Going forward, we therefore expect P2R levels to remain relatively stable. That's made even more probable by two coming changes. The first is the likelihood that Basel IV, implemented in the EU via CRR 2 and a future CRR 3, will push up banks' Pillar 1 capital demand. The second change is the ECB's plan to prevent banks from using P2G funds to make up any shortfall in Additional Tier 1 (AT1) or Tier 2 (T2) capital in line with the EBA's SREP guidelines (EBA/GL(2018/03).

What about the qualitative results of SREP 2018? Overall, our observations point to increasing harmonisation between the supervisory standards of the EBA and ECB in a number of governance-related areas. The ECB's growing focus on the Internal Governance & Risk Management (IGRM) element of SREP is apparent from the sheer number of weaknesses and remediation actions identified in this area. On the upside, we also see the ECB making an effort to boost the transparency of its communications with banks compared with previous SREP cycles, including more granular feedback and closer monitoring of remediation.

The overall effect of the focus on IGRM is to make the determination of Pillar 2 more `qualitative' than in prior years. The fact that the ECB appears to be placing more weight on IGRM findings and less on other elements such as Risks to Capital should probably come as no surprise, given the continuing rise in European banks' average levels of CET1 supply.

If we consider the quantitative and qualitative outcomes of SREP 2018 together, we believe there is a common theme - almost a message from the ECB - that banks should take notice of: addressing the SREP's qualitative findings as comprehensively as possible is the best way to reduce the level of the MDA trigger.

With this in mind, we believe that banks hoping to optimise their capital efficiency should take three key sets of actions, as follows:

  • Analyse: Compare the level of MDA trigger to that of peers; consider which SREP findings have had the greatest effect on P2R; and assess how best to respond to the ECB's findings.
  • Anticipate: Consider what impact future changes to Pillars 1 and 2 could have on the capital intensity of different activities. In particular, investigate the potential impact of Basel IV/CRR 2, as well as other changes to supervisory standards in areas such as ICLAAP, NPLs and Definition of Default.
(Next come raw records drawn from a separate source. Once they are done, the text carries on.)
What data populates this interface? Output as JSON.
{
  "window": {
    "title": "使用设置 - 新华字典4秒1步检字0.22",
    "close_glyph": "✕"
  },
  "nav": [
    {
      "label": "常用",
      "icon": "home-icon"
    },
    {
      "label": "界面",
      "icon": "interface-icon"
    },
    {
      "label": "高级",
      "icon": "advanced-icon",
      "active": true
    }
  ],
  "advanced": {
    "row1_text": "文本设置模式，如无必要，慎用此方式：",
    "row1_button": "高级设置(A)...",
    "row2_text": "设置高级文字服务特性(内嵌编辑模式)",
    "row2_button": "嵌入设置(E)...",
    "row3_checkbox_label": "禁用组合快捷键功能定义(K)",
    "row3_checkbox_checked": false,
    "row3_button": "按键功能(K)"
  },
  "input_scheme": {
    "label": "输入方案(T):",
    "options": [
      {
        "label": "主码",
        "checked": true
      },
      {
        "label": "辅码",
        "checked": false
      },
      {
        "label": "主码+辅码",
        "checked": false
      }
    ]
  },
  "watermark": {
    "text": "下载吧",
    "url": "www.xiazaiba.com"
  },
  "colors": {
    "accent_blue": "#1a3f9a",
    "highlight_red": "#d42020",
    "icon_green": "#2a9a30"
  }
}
Consider also how the ECB might change its “risk appetite” for the bank given observed sensitivities to macroeconomic risk factors.
  • Prepare: Work to optimise capital planning and stakeholder communication in the light of: 
    • Further evolution in the SREP - both from a top-down and a bottom-up perspective;
    • Future changes under Basel IV/CRR 2; and
    • The ECB's proposed new stacking order for regulatory capital.

It's not enough for banks to know that average levels of total regulatory capital and MDA triggers are rising. With the right understanding, they can understand the thinking behind these trends, optimise their responses and minimise the effect on their businesses.

Footnote

1Systemic Risk Buffers are comprised of: (i) the Countercyclical Buffer and (ii) firm-specific buffers, usually G-SII or O-SII buffers.